Gunning Gaddafi
Created | Updated May 29, 2012
April 5, 1986 La Belle discotheque, West Berlin, Germany, A bomb placed under a table near the DJ booth explodes at the club, killing a Turkish woman and two U.S. sergeants and injuring 230 people, including more than 50 American servicemen. The club was said to be frequented by American Soldiers. Two weeks before the La Belle discotheque blast, Gaddafi called for Arab assaults on American interests worldwide after a U.S.-Libyan naval clash in the Mediterranean, in which 35 seamen on a Libyan patrol boat in the Gulf of Sidra were killed in international waters claimed by Libya.
The then U.S. President Ronald Reagan retaliated by ordering airstrikes against the Libyan capital of Tripoli and city of Benghazi, Operation El Dorado Canyon began. 100 people died in the U.S. airstrikes on Libya, including a child described as leader Colonel Gaddafi's adopted 15-month old daughter, and more than 2000 were injured.
December 21st, 1988 a Pan Am flight from London’s Heathrow Airport to New York’s J.F.Kennedy International Airport explodes midair.

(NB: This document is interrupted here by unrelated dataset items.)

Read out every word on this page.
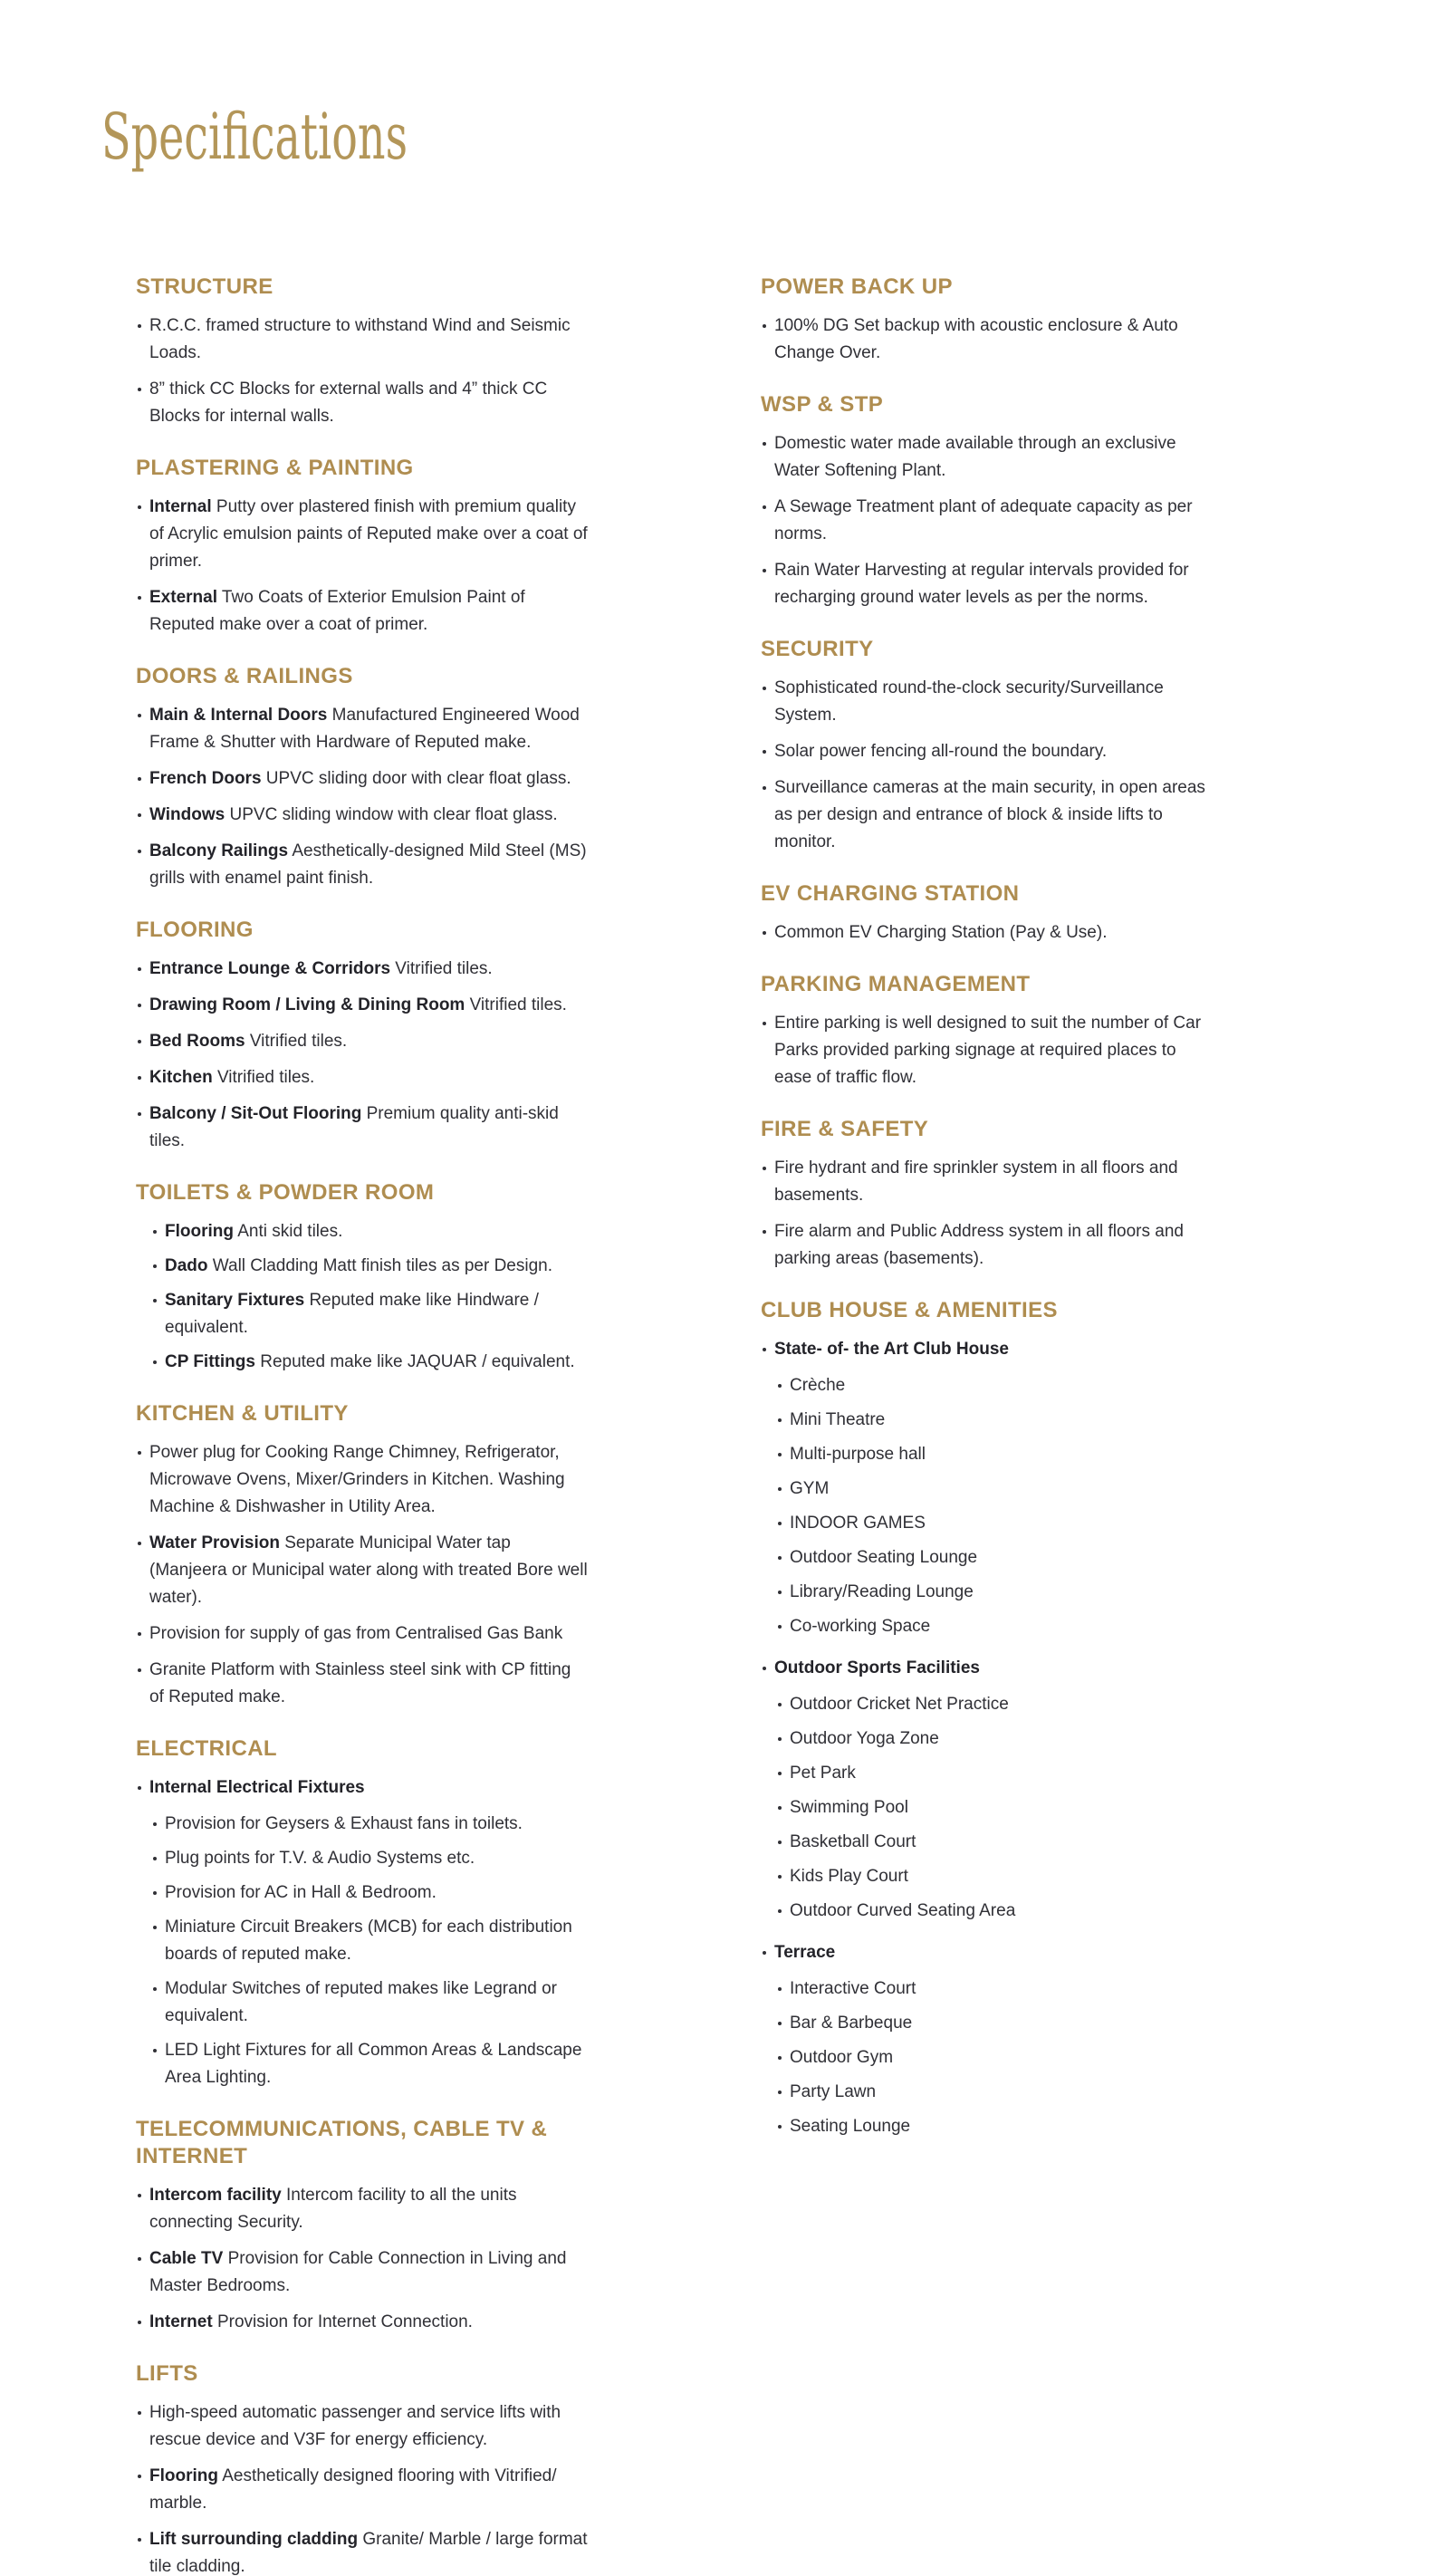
Specifications
STRUCTURE
R.C.C. framed structure to withstand Wind and Seismic Loads.
8” thick CC Blocks for external walls and 4” thick CC Blocks for internal walls.
PLASTERING & PAINTING
Internal Putty over plastered finish with premium quality of Acrylic emulsion paints of Reputed make over a coat of primer.
External Two Coats of Exterior Emulsion Paint of Reputed make over a coat of primer.
DOORS & RAILINGS
Main & Internal Doors Manufactured Engineered Wood Frame & Shutter with Hardware of Reputed make.
French Doors UPVC sliding door with clear float glass.
Windows UPVC sliding window with clear float glass.
Balcony Railings Aesthetically-designed Mild Steel (MS) grills with enamel paint finish.
FLOORING
Entrance Lounge & Corridors Vitrified tiles.
Drawing Room / Living & Dining Room Vitrified tiles.
Bed Rooms Vitrified tiles.
Kitchen Vitrified tiles.
Balcony / Sit-Out Flooring Premium quality anti-skid tiles.
TOILETS & POWDER ROOM
Flooring Anti skid tiles.
Dado Wall Cladding Matt finish tiles as per Design.
Sanitary Fixtures Reputed make like Hindware / equivalent.
CP Fittings Reputed make like JAQUAR / equivalent.
KITCHEN & UTILITY
Power plug for Cooking Range Chimney, Refrigerator, Microwave Ovens, Mixer/Grinders in Kitchen. Washing Machine & Dishwasher in Utility Area.
Water Provision Separate Municipal Water tap (Manjeera or Municipal water along with treated Bore well water).
Provision for supply of gas from Centralised Gas Bank
Granite Platform with Stainless steel sink with CP fitting of Reputed make.
ELECTRICAL
Internal Electrical Fixtures
Provision for Geysers & Exhaust fans in toilets.
Plug points for T.V. & Audio Systems etc.
Provision for AC in Hall & Bedroom.
Miniature Circuit Breakers (MCB) for each distribution boards of reputed make.
Modular Switches of reputed makes like Legrand or equivalent.
LED Light Fixtures for all Common Areas & Landscape Area Lighting.
TELECOMMUNICATIONS, CABLE TV & INTERNET
Intercom facility Intercom facility to all the units connecting Security.
Cable TV Provision for Cable Connection in Living and Master Bedrooms.
Internet Provision for Internet Connection.
LIFTS
High-speed automatic passenger and service lifts with rescue device and V3F for energy efficiency.
Flooring Aesthetically designed flooring with Vitrified/ marble.
Lift surrounding cladding Granite/ Marble / large format tile cladding.
POWER BACK UP
100% DG Set backup with acoustic enclosure & Auto Change Over.
WSP & STP
Domestic water made available through an exclusive Water Softening Plant.
A Sewage Treatment plant of adequate capacity as per norms.
Rain Water Harvesting at regular intervals provided for recharging ground water levels as per the norms.
SECURITY
Sophisticated round-the-clock security/Surveillance System.
Solar power fencing all-round the boundary.
Surveillance cameras at the main security, in open areas as per design and entrance of block & inside lifts to monitor.
EV CHARGING STATION
Common EV Charging Station (Pay & Use).
PARKING MANAGEMENT
Entire parking is well designed to suit the number of Car Parks provided parking signage at required places to ease of traffic flow.
FIRE & SAFETY
Fire hydrant and fire sprinkler system in all floors and basements.
Fire alarm and Public Address system in all floors and parking areas (basements).
CLUB HOUSE & AMENITIES
State- of- the Art Club House
Crèche
Mini Theatre
Multi-purpose hall
GYM
INDOOR GAMES
Outdoor Seating Lounge
Library/Reading Lounge
Co-working Space
Outdoor Sports Facilities
Outdoor Cricket Net Practice
Outdoor Yoga Zone
Pet Park
Swimming Pool
Basketball Court
Kids Play Court
Outdoor Curved Seating Area
Terrace
Interactive Court
Bar & Barbeque
Outdoor Gym
Party Lawn
Seating Lounge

The Boeing named ‘Maid of the Seas’ is destroyed with all 243 onboard passengers and 16 of its crew killed. Media names the event ‘Lockerbie bombing’. February 24th 2011, resigned Libyan Justice Minister Mustafa Abdel Jalil reveals that Muamar Gaddafi personally ordered the Lockerbie bombing.
September 19th, 1989 a Mc Donnell Douglas DC 10 aircraft at an altitude of 10,700 metres (35,100 ft) explodes. Its remains fall apart on the Sahara desert near the towns of Bilma and Tenere in Niger. The motive is later discovered to a revenge against the French for supporting Chad (is a landlocked country in central Africa) against the expansionist policies of Libya towards Chad. The French advances were taken to by Libya as ‘Neo-colonialist’. Which later turned out a disaster for Libya and Gaddafi was forced to call for ceasefire bringing an end to his aspirations of Afro-Arab dominance.
Muammar al-Gaddafi’s autocratic rule since his becoming a de-facto leader of Libya on September 1, 1969 against King Idris is a tale of aggressive and unfortunate turmoil against the natives of Libya. The new Revolutionary Command Council led by him abolished monarchy & the constitution and proclaimed the Libyan Arab Republic as ‘Jaahiriya’ in 1977. A self proclaimed leader of the country, Gaddafi led a series of military campaigns in North Africa (Chad) resulting in estimated 10,000 deaths. The failure is rumored to his divide and rule policies in his command structure to counter a coup that might have weakened his position in the Libyan Armed Forces. Libya maintained cordial relations with the Soviet Bloc in 1970’s and was actively involved in funding international terrorism between the 1970’s and 1980’s. Post Libyan bombing by the Regan Administration and a number of sanctions imposed, Gaddafi changed his stance with reference to his foreign relations.
The West turned genial because of its interest in petroleum trade of which Libya accounted to 95% of its exports. A number of coups and assassination attempts occurred during the intervening period, however the 2011 uprising in Libya is presumed to propose one of its most serious threats to Gaddafi. The situation has ripened into disguised Civil war behind which many innocent may lose their lives. The world community has responded through United Nations but how much of it is to salvage the innocent and how much of it for the Oil under the sand needs to be anticipated with equal concern. May the human life and its peaceful co-existence prevail.